Deep-pocketed companies like Valve and Oculus have been pushing virtual reality for years, but mainstream interest in the practice of strapping video games to one’s eyeballs has remained relatively low. Half-Life: Alyx seems primed to give a whole new audience a very valid reason to hover a hesitant finger over a headset’s Buy button and think “maaaaaybe,” but data shows that many Steam users are not prepared.
Annsly, a user on the Steam subreddit, compiled Valve’s publicly shared graphics card data and matched it up against results from Steam’s official VR performance test.
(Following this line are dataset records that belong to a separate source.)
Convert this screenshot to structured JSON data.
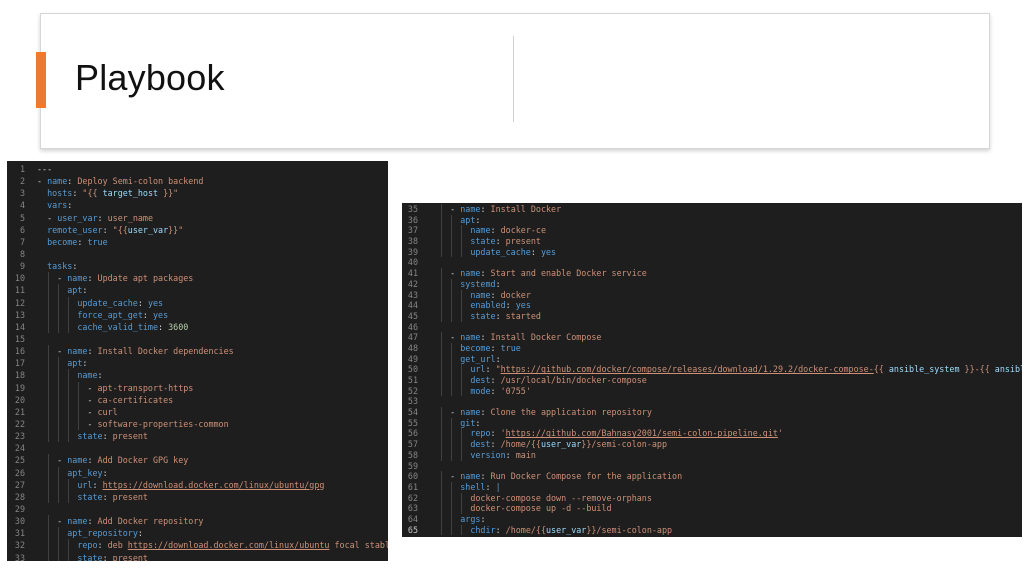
{
  "slide": {
    "title": "Playbook"
  },
  "colors": {
    "accent": "#ec7a31",
    "editor_bg": "#1e1e1e",
    "key": "#569cd6",
    "string": "#ce9178",
    "variable": "#9cdcfe",
    "number": "#b5cea8",
    "line_number": "#858585"
  },
  "left_editor": {
    "lines": [
      {
        "n": "1",
        "indent": 0,
        "tokens": [
          [
            "p",
            "---"
          ]
        ]
      },
      {
        "n": "2",
        "indent": 0,
        "tokens": [
          [
            "p",
            "- "
          ],
          [
            "k",
            "name"
          ],
          [
            "p",
            ": "
          ],
          [
            "s",
            "Deploy Semi-colon backend"
          ]
        ]
      },
      {
        "n": "3",
        "indent": 1,
        "tokens": [
          [
            "k",
            "hosts"
          ],
          [
            "p",
            ": "
          ],
          [
            "s",
            "\"{{ "
          ],
          [
            "v",
            "target_host"
          ],
          [
            "s",
            " }}\""
          ]
        ]
      },
      {
        "n": "4",
        "indent": 1,
        "tokens": [
          [
            "k",
            "vars"
          ],
          [
            "p",
            ":"
          ]
        ]
      },
      {
        "n": "5",
        "indent": 1,
        "tokens": [
          [
            "p",
            "- "
          ],
          [
            "k",
            "user_var"
          ],
          [
            "p",
            ": "
          ],
          [
            "s",
            "user_name"
          ]
        ]
      },
      {
        "n": "6",
        "indent": 1,
        "tokens": [
          [
            "k",
            "remote_user"
          ],
          [
            "p",
            ": "
          ],
          [
            "s",
            "\"{{"
          ],
          [
            "v",
            "user_var"
          ],
          [
            "s",
            "}}\""
          ]
        ]
      },
      {
        "n": "7",
        "indent": 1,
        "tokens": [
          [
            "k",
            "become"
          ],
          [
            "p",
            ": "
          ],
          [
            "b",
            "true"
          ]
        ]
      },
      {
        "n": "8",
        "indent": 0,
        "tokens": []
      },
      {
        "n": "9",
        "indent": 1,
        "tokens": [
          [
            "k",
            "tasks"
          ],
          [
            "p",
            ":"
          ]
        ]
      },
      {
        "n": "10",
        "indent": 2,
        "tokens": [
          [
            "p",
            "- "
          ],
          [
            "k",
            "name"
          ],
          [
            "p",
            ": "
          ],
          [
            "s",
            "Update apt packages"
          ]
        ]
      },
      {
        "n": "11",
        "indent": 3,
        "tokens": [
          [
            "k",
            "apt"
          ],
          [
            "p",
            ":"
          ]
        ]
      },
      {
        "n": "12",
        "indent": 4,
        "tokens": [
          [
            "k",
            "update_cache"
          ],
          [
            "p",
            ": "
          ],
          [
            "b",
            "yes"
          ]
        ]
      },
      {
        "n": "13",
        "indent": 4,
        "tokens": [
          [
            "k",
            "force_apt_get"
          ],
          [
            "p",
            ": "
          ],
          [
            "b",
            "yes"
          ]
        ]
      },
      {
        "n": "14",
        "indent": 4,
        "tokens": [
          [
            "k",
            "cache_valid_time"
          ],
          [
            "p",
            ": "
          ],
          [
            "n",
            "3600"
          ]
        ]
      },
      {
        "n": "15",
        "indent": 0,
        "tokens": []
      },
      {
        "n": "16",
        "indent": 2,
        "tokens": [
          [
            "p",
            "- "
          ],
          [
            "k",
            "name"
          ],
          [
            "p",
            ": "
          ],
          [
            "s",
            "Install Docker dependencies"
          ]
        ]
      },
      {
        "n": "17",
        "indent": 3,
        "tokens": [
          [
            "k",
            "apt"
          ],
          [
            "p",
            ":"
          ]
        ]
      },
      {
        "n": "18",
        "indent": 4,
        "tokens": [
          [
            "k",
            "name"
          ],
          [
            "p",
            ":"
          ]
        ]
      },
      {
        "n": "19",
        "indent": 5,
        "tokens": [
          [
            "p",
            "- "
          ],
          [
            "s",
            "apt-transport-https"
          ]
        ]
      },
      {
        "n": "20",
        "indent": 5,
        "tokens": [
          [
            "p",
            "- "
          ],
          [
            "s",
            "ca-certificates"
          ]
        ]
      },
      {
        "n": "21",
        "indent": 5,
        "tokens": [
          [
            "p",
            "- "
          ],
          [
            "s",
            "curl"
          ]
        ]
      },
      {
        "n": "22",
        "indent": 5,
        "tokens": [
          [
            "p",
            "- "
          ],
          [
            "s",
            "software-properties-common"
          ]
        ]
      },
      {
        "n": "23",
        "indent": 4,
        "tokens": [
          [
            "k",
            "state"
          ],
          [
            "p",
            ": "
          ],
          [
            "s",
            "present"
          ]
        ]
      },
      {
        "n": "24",
        "indent": 0,
        "tokens": []
      },
      {
        "n": "25",
        "indent": 2,
        "tokens": [
          [
            "p",
            "- "
          ],
          [
            "k",
            "name"
          ],
          [
            "p",
            ": "
          ],
          [
            "s",
            "Add Docker GPG key"
          ]
        ]
      },
      {
        "n": "26",
        "indent": 3,
        "tokens": [
          [
            "k",
            "apt_key"
          ],
          [
            "p",
            ":"
          ]
        ]
      },
      {
        "n": "27",
        "indent": 4,
        "tokens": [
          [
            "k",
            "url"
          ],
          [
            "p",
            ": "
          ],
          [
            "u",
            "https://download.docker.com/linux/ubuntu/gpg"
          ]
        ]
      },
      {
        "n": "28",
        "indent": 4,
        "tokens": [
          [
            "k",
            "state"
          ],
          [
            "p",
            ": "
          ],
          [
            "s",
            "present"
          ]
        ]
      },
      {
        "n": "29",
        "indent": 0,
        "tokens": []
      },
      {
        "n": "30",
        "indent": 2,
        "tokens": [
          [
            "p",
            "- "
          ],
          [
            "k",
            "name"
          ],
          [
            "p",
            ": "
          ],
          [
            "s",
            "Add Docker repository"
          ]
        ]
      },
      {
        "n": "31",
        "indent": 3,
        "tokens": [
          [
            "k",
            "apt_repository"
          ],
          [
            "p",
            ":"
          ]
        ]
      },
      {
        "n": "32",
        "indent": 4,
        "tokens": [
          [
            "k",
            "repo"
          ],
          [
            "p",
            ": "
          ],
          [
            "s",
            "deb "
          ],
          [
            "u",
            "https://download.docker.com/linux/ubuntu"
          ],
          [
            "s",
            " focal stable"
          ]
        ]
      },
      {
        "n": "33",
        "indent": 4,
        "tokens": [
          [
            "k",
            "state"
          ],
          [
            "p",
            ": "
          ],
          [
            "s",
            "present"
          ]
        ]
      }
    ]
  },
  "right_editor": {
    "lines": [
      {
        "n": "35",
        "indent": 2,
        "tokens": [
          [
            "p",
            "- "
          ],
          [
            "k",
            "name"
          ],
          [
            "p",
            ": "
          ],
          [
            "s",
            "Install Docker"
          ]
        ]
      },
      {
        "n": "36",
        "indent": 3,
        "tokens": [
          [
            "k",
            "apt"
          ],
          [
            "p",
            ":"
          ]
        ]
      },
      {
        "n": "37",
        "indent": 4,
        "tokens": [
          [
            "k",
            "name"
          ],
          [
            "p",
            ": "
          ],
          [
            "s",
            "docker-ce"
          ]
        ]
      },
      {
        "n": "38",
        "indent": 4,
        "tokens": [
          [
            "k",
            "state"
          ],
          [
            "p",
            ": "
          ],
          [
            "s",
            "present"
          ]
        ]
      },
      {
        "n": "39",
        "indent": 4,
        "tokens": [
          [
            "k",
            "update_cache"
          ],
          [
            "p",
            ": "
          ],
          [
            "b",
            "yes"
          ]
        ]
      },
      {
        "n": "40",
        "indent": 0,
        "tokens": []
      },
      {
        "n": "41",
        "indent": 2,
        "tokens": [
          [
            "p",
            "- "
          ],
          [
            "k",
            "name"
          ],
          [
            "p",
            ": "
          ],
          [
            "s",
            "Start and enable Docker service"
          ]
        ]
      },
      {
        "n": "42",
        "indent": 3,
        "tokens": [
          [
            "k",
            "systemd"
          ],
          [
            "p",
            ":"
          ]
        ]
      },
      {
        "n": "43",
        "indent": 4,
        "tokens": [
          [
            "k",
            "name"
          ],
          [
            "p",
            ": "
          ],
          [
            "s",
            "docker"
          ]
        ]
      },
      {
        "n": "44",
        "indent": 4,
        "tokens": [
          [
            "k",
            "enabled"
          ],
          [
            "p",
            ": "
          ],
          [
            "b",
            "yes"
          ]
        ]
      },
      {
        "n": "45",
        "indent": 4,
        "tokens": [
          [
            "k",
            "state"
          ],
          [
            "p",
            ": "
          ],
          [
            "s",
            "started"
          ]
        ]
      },
      {
        "n": "46",
        "indent": 0,
        "tokens": []
      },
      {
        "n": "47",
        "indent": 2,
        "tokens": [
          [
            "p",
            "- "
          ],
          [
            "k",
            "name"
          ],
          [
            "p",
            ": "
          ],
          [
            "s",
            "Install Docker Compose"
          ]
        ]
      },
      {
        "n": "48",
        "indent": 3,
        "tokens": [
          [
            "k",
            "become"
          ],
          [
            "p",
            ": "
          ],
          [
            "b",
            "true"
          ]
        ]
      },
      {
        "n": "49",
        "indent": 3,
        "tokens": [
          [
            "k",
            "get_url"
          ],
          [
            "p",
            ":"
          ]
        ]
      },
      {
        "n": "50",
        "indent": 4,
        "tokens": [
          [
            "k",
            "url"
          ],
          [
            "p",
            ": "
          ],
          [
            "s",
            "\""
          ],
          [
            "u",
            "https://github.com/docker/compose/releases/download/1.29.2/docker-compose-"
          ],
          [
            "s",
            "{{ "
          ],
          [
            "v",
            "ansible_system"
          ],
          [
            "s",
            " }}-{{ "
          ],
          [
            "v",
            "ansible_architecture"
          ],
          [
            "s",
            " }"
          ]
        ]
      },
      {
        "n": "51",
        "indent": 4,
        "tokens": [
          [
            "k",
            "dest"
          ],
          [
            "p",
            ": "
          ],
          [
            "s",
            "/usr/local/bin/docker-compose"
          ]
        ]
      },
      {
        "n": "52",
        "indent": 4,
        "tokens": [
          [
            "k",
            "mode"
          ],
          [
            "p",
            ": "
          ],
          [
            "s",
            "'0755'"
          ]
        ]
      },
      {
        "n": "53",
        "indent": 0,
        "tokens": []
      },
      {
        "n": "54",
        "indent": 2,
        "tokens": [
          [
            "p",
            "- "
          ],
          [
            "k",
            "name"
          ],
          [
            "p",
            ": "
          ],
          [
            "s",
            "Clone the application repository"
          ]
        ]
      },
      {
        "n": "55",
        "indent": 3,
        "tokens": [
          [
            "k",
            "git"
          ],
          [
            "p",
            ":"
          ]
        ]
      },
      {
        "n": "56",
        "indent": 4,
        "tokens": [
          [
            "k",
            "repo"
          ],
          [
            "p",
            ": "
          ],
          [
            "s",
            "'"
          ],
          [
            "u",
            "https://github.com/Bahnasy2001/semi-colon-pipeline.git"
          ],
          [
            "s",
            "'"
          ]
        ]
      },
      {
        "n": "57",
        "indent": 4,
        "tokens": [
          [
            "k",
            "dest"
          ],
          [
            "p",
            ": "
          ],
          [
            "s",
            "/home/{{"
          ],
          [
            "v",
            "user_var"
          ],
          [
            "s",
            "}}/semi-colon-app"
          ]
        ]
      },
      {
        "n": "58",
        "indent": 4,
        "tokens": [
          [
            "k",
            "version"
          ],
          [
            "p",
            ": "
          ],
          [
            "s",
            "main"
          ]
        ]
      },
      {
        "n": "59",
        "indent": 0,
        "tokens": []
      },
      {
        "n": "60",
        "indent": 2,
        "tokens": [
          [
            "p",
            "- "
          ],
          [
            "k",
            "name"
          ],
          [
            "p",
            ": "
          ],
          [
            "s",
            "Run Docker Compose for the application"
          ]
        ]
      },
      {
        "n": "61",
        "indent": 3,
        "tokens": [
          [
            "k",
            "shell"
          ],
          [
            "p",
            ": "
          ],
          [
            "b",
            "|"
          ]
        ]
      },
      {
        "n": "62",
        "indent": 4,
        "tokens": [
          [
            "s",
            "docker-compose down --remove-orphans"
          ]
        ]
      },
      {
        "n": "63",
        "indent": 4,
        "tokens": [
          [
            "s",
            "docker-compose up -d --build"
          ]
        ]
      },
      {
        "n": "64",
        "indent": 3,
        "tokens": [
          [
            "k",
            "args"
          ],
          [
            "p",
            ":"
          ]
        ]
      },
      {
        "n": "65",
        "indent": 4,
        "active": true,
        "tokens": [
          [
            "k",
            "chdir"
          ],
          [
            "p",
            ": "
          ],
          [
            "s",
            "/home/{{"
          ],
          [
            "v",
            "user_var"
          ],
          [
            "s",
            "}}/semi-colon-app"
          ]
        ]
      }
    ]
  }
}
In doing so, they found that out of users running the 50 most-used graphics cards on Steam—over half of Steam’s total user base—only 37 percent have VR-ready graphics cards.
The percentage of Steam users who already own VR hardware is far smaller, totaling out to just over one percent, with the Oculus Rift and HTC Vive leading the pack at 0.38 percent and 0.34 percent, respectively.
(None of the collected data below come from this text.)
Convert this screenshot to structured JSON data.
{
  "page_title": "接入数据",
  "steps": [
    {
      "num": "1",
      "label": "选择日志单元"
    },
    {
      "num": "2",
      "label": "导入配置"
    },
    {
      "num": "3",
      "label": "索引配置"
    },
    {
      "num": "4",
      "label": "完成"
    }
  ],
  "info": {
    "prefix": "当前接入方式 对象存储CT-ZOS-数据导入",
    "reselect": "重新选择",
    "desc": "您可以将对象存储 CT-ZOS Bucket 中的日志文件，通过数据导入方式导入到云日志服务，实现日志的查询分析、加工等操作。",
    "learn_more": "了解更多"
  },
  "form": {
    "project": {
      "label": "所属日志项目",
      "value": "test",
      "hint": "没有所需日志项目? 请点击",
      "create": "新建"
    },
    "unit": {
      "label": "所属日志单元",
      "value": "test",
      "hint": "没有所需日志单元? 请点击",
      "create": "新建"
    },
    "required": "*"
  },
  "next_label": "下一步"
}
It’s likely Valve’s hope that Half-Life: Alyx will drive adoption of both VR headsets and other hardware required to bring vast digital worlds to life via an obsidian brick that people attach to their faces.
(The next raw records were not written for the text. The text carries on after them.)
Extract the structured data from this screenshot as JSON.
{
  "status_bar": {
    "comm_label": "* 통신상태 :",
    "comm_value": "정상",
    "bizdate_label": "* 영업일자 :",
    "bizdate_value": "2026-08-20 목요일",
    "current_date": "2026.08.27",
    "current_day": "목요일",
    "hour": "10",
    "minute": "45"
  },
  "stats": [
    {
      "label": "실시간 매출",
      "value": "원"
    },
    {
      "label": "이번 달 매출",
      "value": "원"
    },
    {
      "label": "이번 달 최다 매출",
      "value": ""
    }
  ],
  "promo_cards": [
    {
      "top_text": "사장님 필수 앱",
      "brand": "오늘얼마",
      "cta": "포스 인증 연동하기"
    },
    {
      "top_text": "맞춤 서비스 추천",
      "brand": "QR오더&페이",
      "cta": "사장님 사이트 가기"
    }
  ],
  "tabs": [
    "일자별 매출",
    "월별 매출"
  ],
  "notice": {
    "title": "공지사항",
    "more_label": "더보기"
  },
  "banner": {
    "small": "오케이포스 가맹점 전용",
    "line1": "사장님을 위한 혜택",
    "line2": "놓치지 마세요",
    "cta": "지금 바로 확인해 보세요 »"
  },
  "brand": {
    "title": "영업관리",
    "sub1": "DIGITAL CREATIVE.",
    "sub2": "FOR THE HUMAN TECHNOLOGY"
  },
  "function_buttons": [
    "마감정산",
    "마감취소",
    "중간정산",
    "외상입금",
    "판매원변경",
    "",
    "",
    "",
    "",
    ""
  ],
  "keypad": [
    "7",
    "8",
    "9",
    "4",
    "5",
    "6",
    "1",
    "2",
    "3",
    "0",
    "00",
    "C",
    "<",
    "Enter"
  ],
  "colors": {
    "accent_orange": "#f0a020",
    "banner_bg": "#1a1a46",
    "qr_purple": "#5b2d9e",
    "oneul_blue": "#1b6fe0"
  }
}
It’s worth noting, too, that Valve is taking aim at the largest chunk of Steam’s user base it can. Half-Life: Alyx’s Steam page lists the most commonly-used graphics card on the Steam, the GeForce GTX 1060, as a minimum requirement. Granted, it’s tough to say what kind of performance players will be able to get out of that card, especially if they’re using a high-end headset like the Valve Index.